很奇怪,他明明滴酒未沾,可是到最后,他居然也开始晕晕乎乎,头脑不清。迷糊中他感觉似乎有人趴在他身边,想要跟他说话,他很想看清是谁,可是又睁不开眼。
在梦中,他觉得特别累,特别想睡觉。所以当梦中的人试图跟他说话时,他就哼唧了几声,翻了个身,不想搭理。

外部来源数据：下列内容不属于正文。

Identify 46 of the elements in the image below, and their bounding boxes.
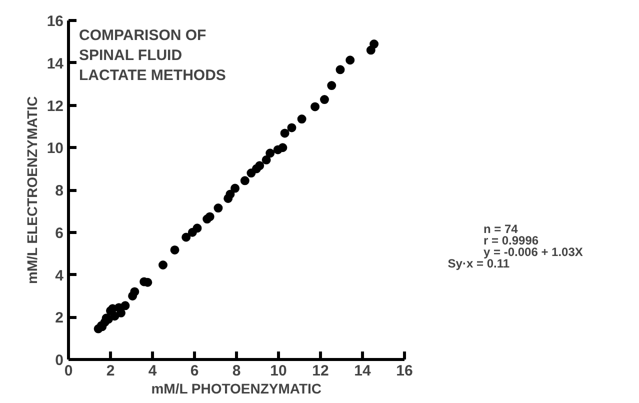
y-tick-label: 2 (55, 310, 64, 327)
x-axis-title: mM/L PHOTOENZYMATIC (151, 380, 322, 396)
point (158, 260, 168, 270)
point (366, 46, 376, 55)
text: r = 0.9996 (484, 234, 539, 248)
point (246, 168, 256, 178)
y-tick-label: 16 (46, 13, 64, 30)
point (280, 128, 290, 138)
x-tick-label: 6 (190, 362, 199, 380)
y-tick-label: 14 (46, 55, 64, 72)
point (214, 204, 223, 212)
x-tick-label: 8 (232, 362, 241, 380)
point (170, 245, 180, 254)
y-tick-label: 12 (46, 98, 64, 115)
y-tick-label: 10 (46, 140, 64, 158)
point (230, 184, 240, 193)
point (202, 214, 212, 224)
point (262, 155, 271, 164)
y-tick-label: 0 (55, 352, 64, 369)
point (128, 291, 138, 300)
point (297, 114, 306, 124)
text: y = -0.006 + 1.03X (484, 245, 583, 260)
x-tick-label: 10 (270, 362, 287, 380)
point (240, 176, 250, 186)
point (346, 56, 355, 65)
y-axis-title: mM/L ELECTROENZYMATIC (24, 96, 40, 284)
y-tick-label: 4 (55, 267, 64, 284)
x-tick-label: 16 (396, 362, 413, 380)
x-tick-label: 2 (106, 362, 115, 380)
text: n = 74 (484, 222, 518, 236)
point (273, 145, 282, 154)
point (327, 81, 336, 90)
x-tick-label: 12 (312, 362, 329, 380)
x-tick-label: 14 (354, 362, 372, 380)
y-tick-label: 6 (55, 224, 64, 242)
x-tick-label: 4 (148, 362, 158, 380)
point (287, 123, 296, 132)
point (320, 95, 329, 104)
point (336, 65, 345, 74)
point (266, 148, 275, 158)
y-tick-label: 8 (55, 182, 64, 200)
point (182, 232, 191, 242)
point (310, 102, 320, 112)
point (188, 228, 197, 237)
point (224, 194, 233, 203)
text: COMPARISON OF SPINAL FLUID LACTATE METHODS (79, 26, 226, 84)
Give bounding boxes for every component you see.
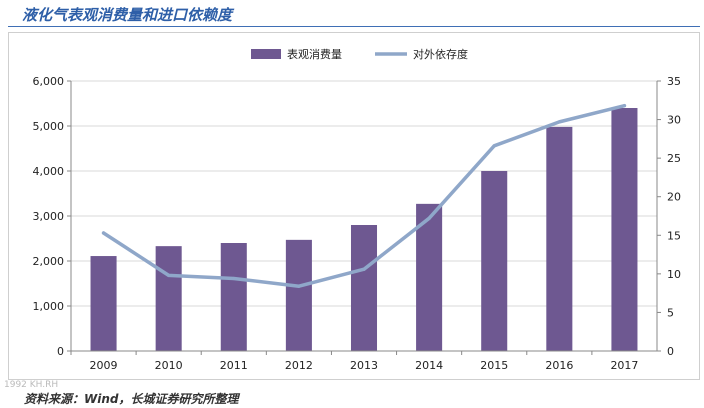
- x-tick-label: 2012: [285, 359, 313, 372]
- y-left-tick-label: 6,000: [33, 75, 65, 88]
- watermark: 1992 KH.RH: [4, 380, 59, 390]
- source-note: 资料来源：Wind，长城证券研究所整理: [24, 392, 239, 406]
- title-divider: [8, 26, 700, 27]
- bar: [220, 243, 247, 351]
- x-tick-label: 2010: [155, 359, 183, 372]
- bar: [350, 225, 378, 351]
- y-right-tick-label: 25: [667, 152, 681, 165]
- y-left-tick-label: 2,000: [33, 255, 65, 268]
- line-point: [297, 284, 301, 288]
- y-right-tick-label: 5: [667, 306, 674, 319]
- bar: [90, 256, 117, 351]
- x-tick-label: 2011: [220, 359, 248, 372]
- axes: 0 1,000 2,000 3,000 4,000 5,000 6,000 0 5 10 15 20 2…: [33, 75, 682, 372]
- y-right-tick-label: 10: [667, 268, 681, 281]
- bar: [546, 126, 573, 352]
- y-right-tick-label: 15: [667, 229, 681, 242]
- legend: 表观消费量 对外依存度: [251, 47, 468, 61]
- line-point: [232, 276, 236, 281]
- line-point: [492, 144, 496, 148]
- x-tick-label: 2013: [350, 359, 378, 372]
- x-tick-label: 2009: [90, 359, 118, 372]
- bar: [416, 203, 443, 351]
- y-right-tick-label: 30: [667, 114, 681, 127]
- legend-label-bar: 表观消费量: [287, 47, 342, 61]
- line-point: [101, 231, 106, 235]
- y-left-tick-label: 0: [57, 345, 64, 358]
- bar-series: [90, 108, 638, 352]
- y-right-tick-label: 0: [667, 345, 674, 358]
- line-series: [101, 103, 627, 288]
- line-point: [557, 120, 561, 124]
- legend-label-line: 对外依存度: [413, 47, 468, 61]
- chart-frame: 0 1,000 2,000 3,000 4,000 5,000 6,000 0 5 10 15 20 2…: [8, 32, 700, 380]
- bar: [611, 108, 638, 351]
- line-point: [167, 273, 171, 277]
- y-right-tick-label: 20: [667, 191, 681, 204]
- combo-chart: 0 1,000 2,000 3,000 4,000 5,000 6,000 0 5 10 15 20 2…: [33, 47, 682, 372]
- x-tick-label: 2014: [415, 359, 443, 372]
- x-tick-label: 2017: [610, 359, 638, 372]
- bar: [285, 239, 312, 351]
- chart-title: 液化气表观消费量和进口依赖度: [22, 6, 233, 24]
- y-right-tick-label: 35: [667, 75, 681, 88]
- y-left-tick-label: 1,000: [33, 300, 65, 313]
- bar: [155, 246, 182, 351]
- y-left-tick-label: 5,000: [33, 120, 65, 133]
- x-tick-label: 2016: [545, 359, 573, 372]
- legend-swatch-bar: [251, 49, 281, 59]
- line-point: [622, 104, 627, 108]
- y-left-tick-label: 4,000: [33, 165, 65, 178]
- y-left-tick-label: 3,000: [33, 210, 65, 223]
- line-point: [427, 216, 431, 220]
- bar: [481, 171, 508, 351]
- x-tick-label: 2015: [480, 359, 508, 372]
- line-point: [362, 267, 366, 271]
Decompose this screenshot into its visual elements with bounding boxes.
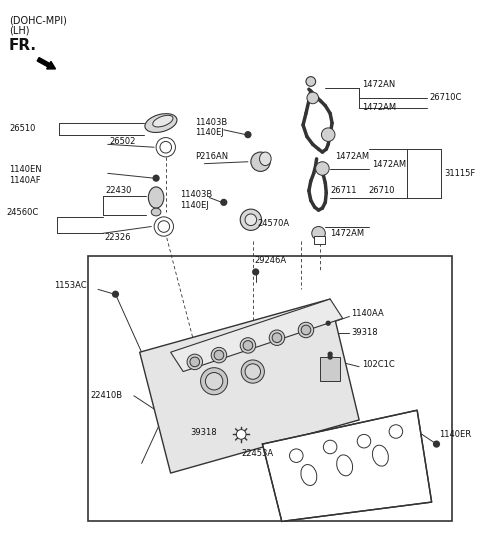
Text: 22326: 22326: [105, 233, 132, 242]
Ellipse shape: [306, 76, 316, 86]
Circle shape: [328, 355, 332, 359]
Circle shape: [154, 217, 173, 236]
Circle shape: [245, 132, 251, 138]
Polygon shape: [140, 299, 359, 473]
Text: 1140EJ: 1140EJ: [180, 201, 209, 210]
Circle shape: [357, 434, 371, 448]
Circle shape: [253, 269, 259, 275]
Circle shape: [322, 128, 335, 141]
Circle shape: [153, 175, 159, 181]
FancyArrow shape: [37, 57, 56, 69]
Circle shape: [307, 92, 319, 104]
Text: 26710: 26710: [369, 186, 396, 195]
Text: (LH): (LH): [9, 25, 30, 35]
Polygon shape: [263, 410, 432, 521]
Circle shape: [269, 330, 285, 345]
Bar: [321, 357, 340, 381]
Ellipse shape: [145, 114, 177, 132]
Circle shape: [243, 340, 253, 350]
Ellipse shape: [260, 152, 271, 166]
Text: 24560C: 24560C: [6, 208, 38, 216]
Circle shape: [156, 138, 175, 157]
Text: (DOHC-MPI): (DOHC-MPI): [9, 16, 67, 25]
Ellipse shape: [251, 152, 270, 171]
Circle shape: [433, 441, 439, 447]
Bar: [88, 255, 452, 521]
Text: 1140AF: 1140AF: [9, 176, 41, 185]
Circle shape: [241, 360, 264, 383]
Ellipse shape: [153, 115, 173, 127]
Text: 39318: 39318: [190, 428, 216, 437]
Text: 1472AM: 1472AM: [362, 103, 396, 112]
Text: 26711: 26711: [330, 186, 357, 195]
Text: 1472AM: 1472AM: [372, 160, 406, 169]
Circle shape: [214, 350, 224, 360]
Circle shape: [240, 338, 256, 353]
Circle shape: [160, 141, 171, 153]
Ellipse shape: [151, 208, 161, 216]
Circle shape: [158, 221, 169, 233]
Text: FR.: FR.: [9, 38, 37, 53]
Circle shape: [113, 291, 119, 297]
Circle shape: [205, 372, 223, 390]
Circle shape: [301, 325, 311, 335]
Circle shape: [272, 333, 282, 343]
Text: 1140ER: 1140ER: [439, 430, 471, 439]
Circle shape: [289, 449, 303, 462]
Text: 22453A: 22453A: [241, 449, 273, 458]
Circle shape: [312, 227, 325, 240]
Bar: [314, 236, 325, 244]
Text: 102C1C: 102C1C: [362, 360, 395, 369]
Text: 26510: 26510: [9, 124, 36, 133]
Circle shape: [389, 425, 403, 438]
Ellipse shape: [336, 455, 353, 476]
Text: 1472AN: 1472AN: [362, 80, 396, 89]
Text: 39318: 39318: [351, 328, 378, 337]
Circle shape: [201, 367, 228, 395]
Text: 1140AA: 1140AA: [351, 309, 384, 318]
Text: P216AN: P216AN: [195, 152, 228, 162]
Text: 31115F: 31115F: [444, 169, 476, 178]
Circle shape: [211, 347, 227, 363]
Circle shape: [236, 430, 246, 439]
Ellipse shape: [240, 209, 262, 230]
Text: 24570A: 24570A: [258, 219, 290, 228]
Text: 26710C: 26710C: [430, 93, 462, 102]
Ellipse shape: [301, 464, 317, 486]
Text: 11403B: 11403B: [180, 190, 213, 199]
Circle shape: [245, 364, 261, 379]
Text: 1472AM: 1472AM: [330, 229, 364, 238]
Ellipse shape: [148, 187, 164, 208]
Text: 22410B: 22410B: [90, 391, 122, 400]
Text: 1140EN: 1140EN: [9, 165, 42, 174]
Text: 26502: 26502: [110, 137, 136, 146]
Circle shape: [326, 321, 330, 325]
Circle shape: [298, 322, 314, 338]
Text: 1472AM: 1472AM: [335, 152, 369, 162]
Circle shape: [190, 357, 200, 367]
Circle shape: [221, 199, 227, 205]
Ellipse shape: [245, 214, 257, 225]
Circle shape: [328, 352, 332, 356]
Text: 11403B: 11403B: [195, 118, 227, 127]
Circle shape: [324, 440, 337, 454]
Ellipse shape: [372, 445, 388, 466]
Text: 1140EJ: 1140EJ: [195, 128, 224, 137]
Text: 29246A: 29246A: [255, 256, 287, 265]
Polygon shape: [170, 299, 343, 372]
Circle shape: [187, 354, 203, 370]
Circle shape: [316, 162, 329, 175]
Text: 1153AC: 1153AC: [55, 281, 87, 290]
Text: 22430: 22430: [106, 186, 132, 195]
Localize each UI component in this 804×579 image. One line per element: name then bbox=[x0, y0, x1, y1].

这一觉睡到日上三竿,景离才突然清醒了过来。一睁眼,就把自己吓了一跳,因为他盯着天花板看了许久,都不知道自己在哪。
他足足想了半分钟,才发现自己好像是躺在孔嘉洛别墅的床上!
这个想法把他吓得瞬间就爬了起来。
他明明记得自己躺在大厅的沙发上的!什么时候跑到人家卧室的床上来的?
自己明明没有喝酒,为什么比喝了酒的时候还要神志不清?是因为这床太软太舒服了吗?这也太可怕了。这要是半夜被人抬出去扔在河里,自己都不知道啊!
而且,他还裸着上身,难怪睡得那么舒服。
他支着头想了半天,然后慢慢地穿上衣服,两脚刚沾地站起来,身后的门突然就开了。
“醒了?”
景离望着孔嘉洛,一时间有点发懵。
孔嘉洛穿着一身白色的家居服,慢慢地走到景离身前。虽然此刻的他是一副休闲打扮,但头发梳的整整齐齐,胡子刮的干干净净,眼睛里亮晶晶的,整个人就好像突然来了精气神一样。反观自己,反而是一副醉眼稀松的模样。
“几点了?我的手机呢?”
“在充电。”孔嘉洛微微侧着头,打量着他,那眼神就好像小孩子在欣赏一件精美的玩偶一样,“九点四十了。”
景离吃了一惊,他这才反应过来为什么自己可以睡的像死猪一样沉,因为他没有听见闹钟的呼唤。
“去放热水洗漱,然后到餐厅来吃早饭。”
景离只得点点头。
一番洗漱清理之后,景离走到大厅。孔嘉洛正在沙发上看着笔记本电脑,见他走近,刚要说话时,景离伸出手来,“我的手机呢?给我吧。”
孔嘉洛看了看他,然后转头把手机递了过去,一边嘴角上翘,语带笑意地说:“半小时前,孙慈给你打电话了,我接的。他问你为什么要离职,让你赶紧去一趟公司。我就告诉他,你昨晚在我这里,我们两折腾到半夜,睡得太晚,所以你还没起床。”